8. En troisième lieu, pour les mêmes motifs que ceux évoqués au point 7, il ne ressort pas des pièces du dossier que la mesure d’assignation à résidence dans son principe et ses modalités porteraient atteinte à la liberté d’aller et venir du requérant dès lors qu’il est astreint à demeurer dans le lieu où sa résidence est fixée chaque vendredi de 19 heures à 20 heures et chaque samedi de 8 heures à 10 heures et que ses horaires pourront être modifiés par l’administration sur justification d’impératifs de vie privée et familiale. Par suite, ce moyen doit être écarté.

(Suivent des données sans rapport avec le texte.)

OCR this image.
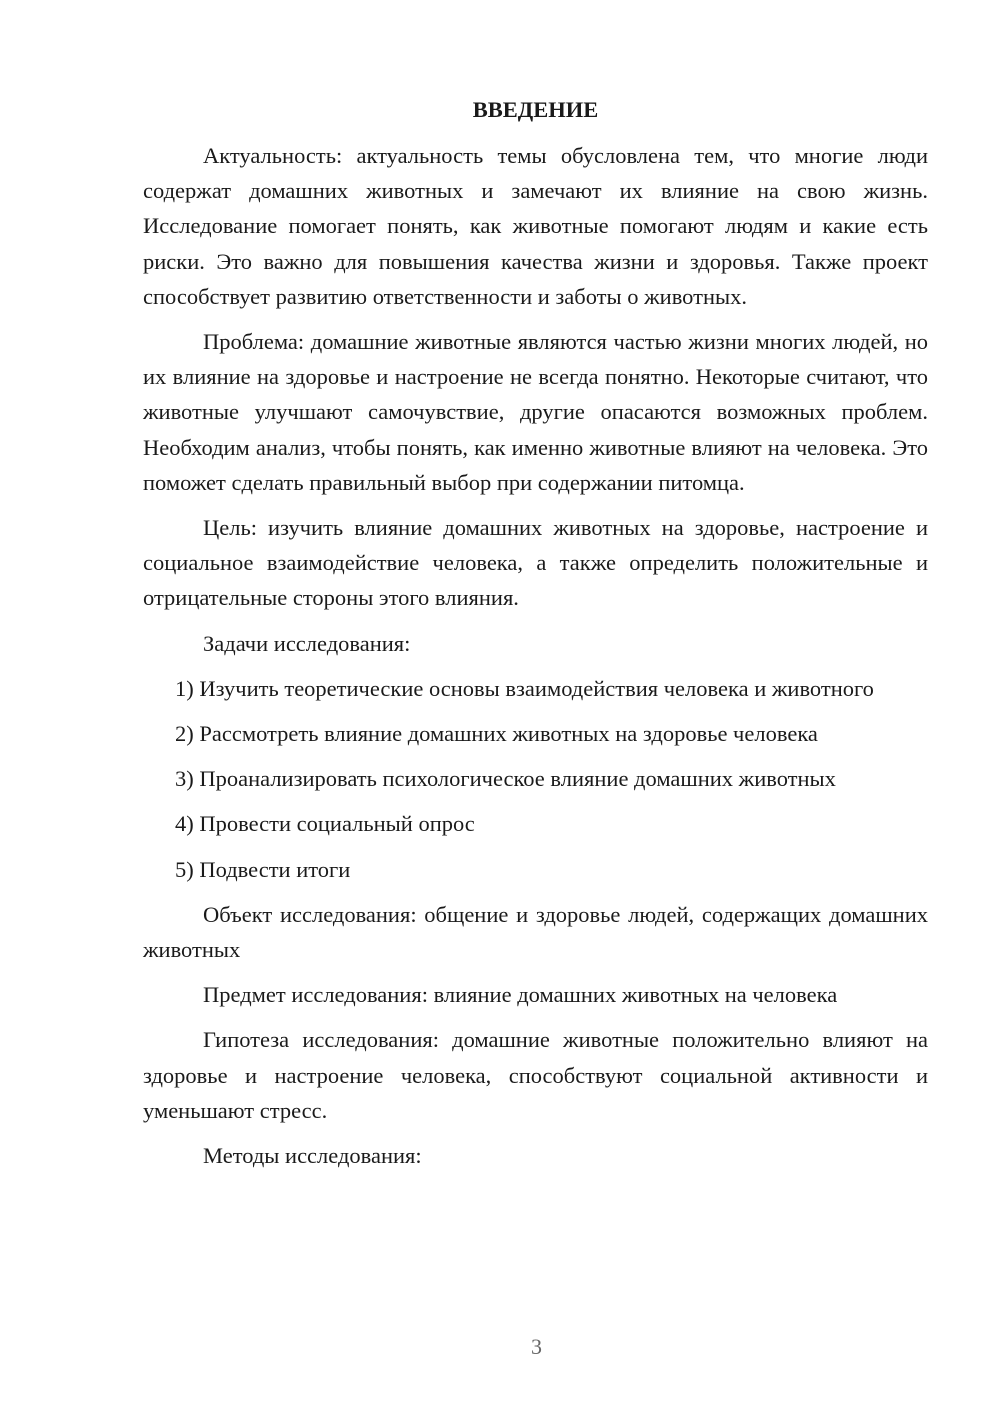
ВВЕДЕНИЕ

Актуальность: актуальность темы обусловлена тем, что многие люди содержат домашних животных и замечают их влияние на свою жизнь. Исследование помогает понять, как животные помогают людям и какие есть риски. Это важно для повышения качества жизни и здоровья. Также проект способствует развитию ответственности и заботы о животных.

Проблема: домашние животные являются частью жизни многих людей, но их влияние на здоровье и настроение не всегда понятно. Некоторые считают, что животные улучшают самочувствие, другие опасаются возможных проблем. Необходим анализ, чтобы понять, как именно животные влияют на человека. Это поможет сделать правильный выбор при содержании питомца.

Цель: изучить влияние домашних животных на здоровье, настроение и социальное взаимодействие человека, а также определить положительные и отрицательные стороны этого влияния.

Задачи исследования:

1) Изучить теоретические основы взаимодействия человека и животного

2) Рассмотреть влияние домашних животных на здоровье человека

3) Проанализировать психологическое влияние домашних животных

4) Провести социальный опрос

5) Подвести итоги

Объект исследования: общение и здоровье людей, содержащих домашних животных

Предмет исследования: влияние домашних животных на человека

Гипотеза исследования: домашние животные положительно влияют на здоровье и настроение человека, способствуют социальной активности и уменьшают стресс.

Методы исследования:

3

9. En quatrième lieu, aux termes de l’article 8 de la convention européenne de sauvegarde des droits de l’homme et des libertés fondamentales : « 1. Toute personne a droit au respect de sa vie privée et familiale. (…) / 2. Il ne peut y avoir ingérence d’une autorité publique dans l’exercice de ce droit que pour autant que cette ingérence est prévue par la loi et qu’elle constitue une mesure qui, dans une société démocratique, est nécessaire à la sécurité nationale, à la sûreté publique, au bien-être économique du pays, à la défense de l’ordre et à la prévention des infractions pénales, à la protection de la santé ou de la morale, ou à la protection des droits et libertés d’autrui. ».

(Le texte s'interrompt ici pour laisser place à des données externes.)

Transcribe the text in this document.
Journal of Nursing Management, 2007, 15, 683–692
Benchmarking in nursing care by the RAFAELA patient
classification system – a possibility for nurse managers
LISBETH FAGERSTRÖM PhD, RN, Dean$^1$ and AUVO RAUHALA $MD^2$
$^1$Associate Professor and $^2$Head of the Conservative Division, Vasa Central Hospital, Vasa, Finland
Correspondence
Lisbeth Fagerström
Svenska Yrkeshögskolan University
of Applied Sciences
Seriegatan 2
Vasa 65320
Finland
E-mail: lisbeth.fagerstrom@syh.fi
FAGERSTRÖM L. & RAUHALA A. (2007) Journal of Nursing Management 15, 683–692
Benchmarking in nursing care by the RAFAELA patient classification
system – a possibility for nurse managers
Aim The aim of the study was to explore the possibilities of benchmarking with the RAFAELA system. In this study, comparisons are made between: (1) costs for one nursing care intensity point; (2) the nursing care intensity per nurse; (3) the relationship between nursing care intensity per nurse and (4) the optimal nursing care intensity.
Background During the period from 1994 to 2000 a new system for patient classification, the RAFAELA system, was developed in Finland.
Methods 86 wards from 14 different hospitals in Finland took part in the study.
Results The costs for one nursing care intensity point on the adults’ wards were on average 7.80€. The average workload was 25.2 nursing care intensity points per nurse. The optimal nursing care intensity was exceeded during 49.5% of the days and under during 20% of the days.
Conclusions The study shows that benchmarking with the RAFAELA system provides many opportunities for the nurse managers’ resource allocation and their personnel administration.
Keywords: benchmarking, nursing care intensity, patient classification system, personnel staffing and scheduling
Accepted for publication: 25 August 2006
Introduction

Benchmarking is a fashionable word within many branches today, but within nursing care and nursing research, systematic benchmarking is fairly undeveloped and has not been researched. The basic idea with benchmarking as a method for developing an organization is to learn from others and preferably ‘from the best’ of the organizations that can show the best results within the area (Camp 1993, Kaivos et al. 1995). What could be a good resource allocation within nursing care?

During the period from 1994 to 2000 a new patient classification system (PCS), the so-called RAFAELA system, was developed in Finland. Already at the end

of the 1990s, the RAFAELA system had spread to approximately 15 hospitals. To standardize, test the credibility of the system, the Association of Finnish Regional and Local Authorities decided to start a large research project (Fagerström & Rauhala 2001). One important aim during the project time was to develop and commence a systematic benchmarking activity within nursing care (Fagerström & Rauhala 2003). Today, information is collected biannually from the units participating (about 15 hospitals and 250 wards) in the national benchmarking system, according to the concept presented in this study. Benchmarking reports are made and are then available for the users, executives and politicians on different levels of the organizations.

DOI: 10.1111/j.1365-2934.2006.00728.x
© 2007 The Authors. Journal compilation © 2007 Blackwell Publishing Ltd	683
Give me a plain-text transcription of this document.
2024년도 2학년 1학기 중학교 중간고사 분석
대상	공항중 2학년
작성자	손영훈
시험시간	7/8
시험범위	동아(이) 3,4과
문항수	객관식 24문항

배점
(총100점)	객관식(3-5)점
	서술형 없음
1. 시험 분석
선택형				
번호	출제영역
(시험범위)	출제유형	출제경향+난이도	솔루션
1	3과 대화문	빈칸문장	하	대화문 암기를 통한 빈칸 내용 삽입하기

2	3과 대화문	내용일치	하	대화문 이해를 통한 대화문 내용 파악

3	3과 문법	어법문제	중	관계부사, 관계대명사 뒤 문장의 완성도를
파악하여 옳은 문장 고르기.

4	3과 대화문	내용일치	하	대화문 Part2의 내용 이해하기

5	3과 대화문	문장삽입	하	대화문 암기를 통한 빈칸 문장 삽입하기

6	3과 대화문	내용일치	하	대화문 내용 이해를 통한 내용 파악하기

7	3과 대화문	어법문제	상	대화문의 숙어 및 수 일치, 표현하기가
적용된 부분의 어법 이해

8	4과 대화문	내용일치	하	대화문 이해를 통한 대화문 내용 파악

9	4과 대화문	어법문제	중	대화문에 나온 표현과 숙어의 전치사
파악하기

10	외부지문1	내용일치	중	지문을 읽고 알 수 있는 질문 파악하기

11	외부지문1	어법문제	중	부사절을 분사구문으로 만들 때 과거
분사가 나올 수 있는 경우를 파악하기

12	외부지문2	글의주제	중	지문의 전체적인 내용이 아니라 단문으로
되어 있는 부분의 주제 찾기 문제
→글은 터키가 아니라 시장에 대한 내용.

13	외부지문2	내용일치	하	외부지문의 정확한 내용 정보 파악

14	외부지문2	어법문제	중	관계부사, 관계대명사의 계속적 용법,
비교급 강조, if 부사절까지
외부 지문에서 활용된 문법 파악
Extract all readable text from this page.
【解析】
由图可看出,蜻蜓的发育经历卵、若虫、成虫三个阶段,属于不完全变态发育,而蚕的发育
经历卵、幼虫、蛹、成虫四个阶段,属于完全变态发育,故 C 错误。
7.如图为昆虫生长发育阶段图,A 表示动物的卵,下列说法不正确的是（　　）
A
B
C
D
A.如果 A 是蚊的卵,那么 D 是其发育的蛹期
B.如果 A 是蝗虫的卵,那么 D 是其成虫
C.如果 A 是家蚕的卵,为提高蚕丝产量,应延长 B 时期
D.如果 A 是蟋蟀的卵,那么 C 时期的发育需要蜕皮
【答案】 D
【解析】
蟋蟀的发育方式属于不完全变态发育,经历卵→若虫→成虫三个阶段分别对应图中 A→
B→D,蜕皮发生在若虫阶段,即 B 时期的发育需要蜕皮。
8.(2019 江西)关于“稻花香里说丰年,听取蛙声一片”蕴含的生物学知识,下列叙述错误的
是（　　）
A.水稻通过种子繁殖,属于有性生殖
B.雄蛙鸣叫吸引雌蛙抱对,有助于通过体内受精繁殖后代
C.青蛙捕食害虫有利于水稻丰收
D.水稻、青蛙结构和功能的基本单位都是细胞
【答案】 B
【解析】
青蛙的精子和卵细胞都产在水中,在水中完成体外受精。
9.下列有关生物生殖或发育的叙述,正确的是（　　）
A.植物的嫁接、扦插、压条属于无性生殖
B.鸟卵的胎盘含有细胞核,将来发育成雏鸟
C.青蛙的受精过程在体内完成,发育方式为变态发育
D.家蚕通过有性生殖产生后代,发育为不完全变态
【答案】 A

10. Par les seules pièces qu’il produit, M. A…, qui ne justifie ni de charges de famille en France, ni d’une insertion professionnelle particulière, n’est pas fondé à soutenir que l’arrêté attaqué portant assignation à résidence, tant dans son principe qu’en tant qu’il met à sa charge l’obligation de demeurer dans le lieu de sa résidence à Bagneux chaque vendredi de 19 heures à 20 heures et chaque samedi de 8 heures à 10 heures, porte une atteinte disproportionnée à son droit au respect de sa vie privée et familiale en méconnaissance des stipulations précitées de l’article 8 de la convention européenne de sauvegarde des droits de l’homme et des libertés fondamentales.
11. Il résulte de tout ce qui précède que la requête de M. A… doit être rejetée en toutes ses conclusions.
D É C I D E :
Article 1er : M. A… est admis, à titre provisoire, au bénéfice de l’aide juridictionnelle.
Article 2 : La requête de M. A… est rejetée.
Article 3 : Le présent jugement sera notifié à M. B… A…, à Me Schwarz et au préfet des Hauts-de-Seine.
Rendu public par mise à disposition au greffe le 18 mai 2026.
La magistrate désignée,
Signé
Mettetal-Maxant
La greffière,
Signé
O. Astier
La République mande et ordonne au préfet des Hauts-de-Seine en ce qui le concerne ou à tous huissiers de justice à ce requis en ce qui concerne les voies de droit commun contre les parties privées, de pourvoir à l’exécution de la présente décision.